Sur LCI, le journaliste de Libération Jean Quatremer s'inquiétait de futurs régimes autoritaires écologistes tout en les estimant peut-être nécessaires pour atteindre les objectifs fixés. "Prendre un Ryanair pour 50 euros pour aller de Paris à Porto, c'est terminé !" L'occasion pour Gemenne de plaider pour que le changement climatique sorte du seul débat scientifique dans lequel il est longtemps resté, et prenne pleinement sa place au sein des débats médiatiques et politiques. Sauf que le sujet n'intéresse "pas ou peu" les journalistes politiques, indique Leglu, car il leur faudrait  notamment lire les rapports du Giec. Et les journalistes économiques ? Sur BFMTV, cette semaine, les informations terrifiantes venues de Lytton, épicentre de la super-canicule au Canada, s'enchaînent avec la chronique économique, joyeuse, dédiée aux soldes. Comme un témoin de l'incohérence entre inquiétudes climatiques et encouragements au redémarrage de la croissance.

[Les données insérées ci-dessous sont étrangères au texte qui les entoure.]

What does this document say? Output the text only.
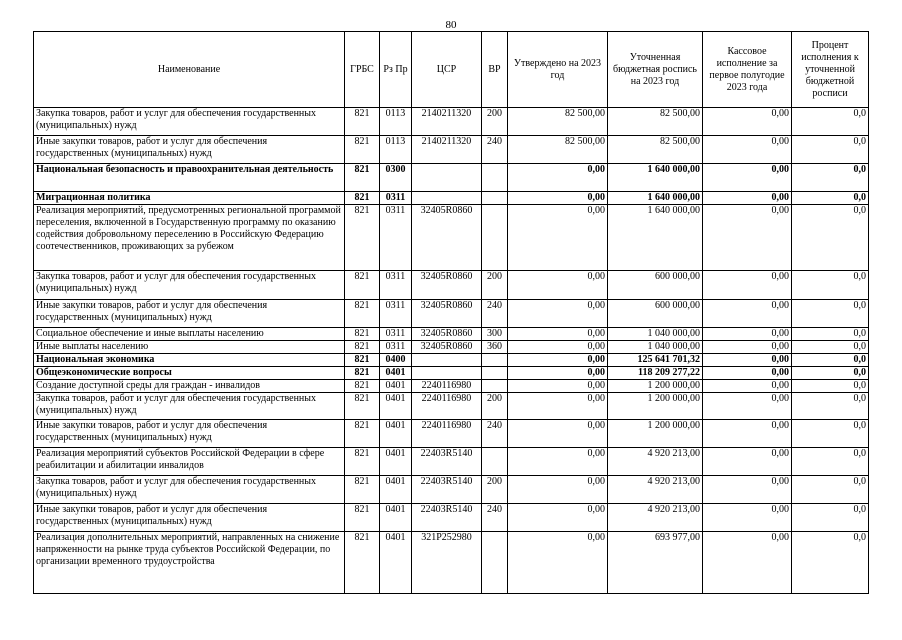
80
Наименование	ГРБС	Рз Пр	ЦСР	ВР	Утверждено на 2023 год	Уточненная бюджетная роспись на 2023 год	Кассовое исполнение за первое полугодие 2023 года	Процент исполнения к уточненной бюджетной росписи
Закупка товаров, работ и услуг для обеспечения государственных (муниципальных) нужд	821	0113	2140211320	200	82 500,00	82 500,00	0,00	0,0
Иные закупки товаров, работ и услуг для обеспечения государственных (муниципальных) нужд	821	0113	2140211320	240	82 500,00	82 500,00	0,00	0,0
Национальная безопасность и правоохранительная деятельность	821	0300			0,00	1 640 000,00	0,00	0,0
Миграционная политика	821	0311			0,00	1 640 000,00	0,00	0,0
Реализация мероприятий, предусмотренных региональной программой переселения, включенной в Государственную программу по оказанию содействия добровольному переселению в Российскую Федерацию соотечественников, проживающих за рубежом	821	0311	32405R0860		0,00	1 640 000,00	0,00	0,0
Закупка товаров, работ и услуг для обеспечения государственных (муниципальных) нужд	821	0311	32405R0860	200	0,00	600 000,00	0,00	0,0
Иные закупки товаров, работ и услуг для обеспечения государственных (муниципальных) нужд	821	0311	32405R0860	240	0,00	600 000,00	0,00	0,0
Социальное обеспечение и иные выплаты населению	821	0311	32405R0860	300	0,00	1 040 000,00	0,00	0,0
Иные выплаты населению	821	0311	32405R0860	360	0,00	1 040 000,00	0,00	0,0
Национальная экономика	821	0400			0,00	125 641 701,32	0,00	0,0
Общеэкономические вопросы	821	0401			0,00	118 209 277,22	0,00	0,0
Создание доступной среды для граждан - инвалидов	821	0401	2240116980		0,00	1 200 000,00	0,00	0,0
Закупка товаров, работ и услуг для обеспечения государственных (муниципальных) нужд	821	0401	2240116980	200	0,00	1 200 000,00	0,00	0,0
Иные закупки товаров, работ и услуг для обеспечения государственных (муниципальных) нужд	821	0401	2240116980	240	0,00	1 200 000,00	0,00	0,0
Реализация мероприятий субъектов Российской Федерации в сфере реабилитации и абилитации инвалидов	821	0401	22403R5140		0,00	4 920 213,00	0,00	0,0
Закупка товаров, работ и услуг для обеспечения государственных (муниципальных) нужд	821	0401	22403R5140	200	0,00	4 920 213,00	0,00	0,0
Иные закупки товаров, работ и услуг для обеспечения государственных (муниципальных) нужд	821	0401	22403R5140	240	0,00	4 920 213,00	0,00	0,0
Реализация дополнительных мероприятий, направленных на снижение напряженности на рынке труда субъектов Российской Федерации, по организации временного трудоустройства	821	0401	321P252980		0,00	693 977,00	0,00	0,0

"La dimension climatique est prise en compte" par le pôle économique du groupe Challenges, assure Leglu, en évoquant le relais dans le magazine économique du rapport Tirole-Blanchard (commandé par Emmanuel Macron et rendu cette semaine), lequel note que le dérèglement climatique est un "risque existentiel", tout en récoltant de vives critiques pour sa non-remise en cause du modèle fondé sur la croissance. "Je ne suis pas économiste, reconnaît Leglu. Effectivement, je me pose la question de la consommation, non pas chez nous, mais en Chine." Car elle estime que les populations européennes sont dans une prise de conscience, alors que les démographies chinoise et africaine représentent une bombe à retardement. "Vous allez avoir de nouveaux consommateurs en Chine, des gens qui vont avoir besoin d'accès à l'éducation, à la mobilité, à la construction de lieux où habiter en Afrique." 

"Les économistes aujourd'hui ont le même problème que les journalistes politiques, qui eux-même ont le même problème que la plupart de nos dirigeants", analyse Gemenne. "C'est-à-dire qu'ils ont reçu une formation dans laquelle les questions d'environnement étaient considérées comme des questions à part, dans lesquelles on allait s'occuper des grands arbres et des petits oiseaux, mais n'étaient pas importantes." Il note d'ailleurs que les formations économiques ou de l'ENA n'incluaient le sujet climatique et environnemental qu'à la marge, jusqu'à récemment. "La lutte contre le réchauffement climatique va se jouer (...) dans des pays auxquels on s'adresse très très peu, en Inde, au Brésil, en Afrique." C'est donc aux pauvres de faire des efforts ? "C'est à nous de faire des efforts avec les pauvres pour que leur trajectoire de développement ne soit pas une trajectoire carbonée comme celle qu'on a suivie. Et ça peut paraître complètement injuste de dire que nous avons fondé notre développement largement sur l'exploitation d'énergie fossiles, mais que si vous faites pareil, on va droit dans le mur." Ce qui exigera des transferts technologiques et financiers.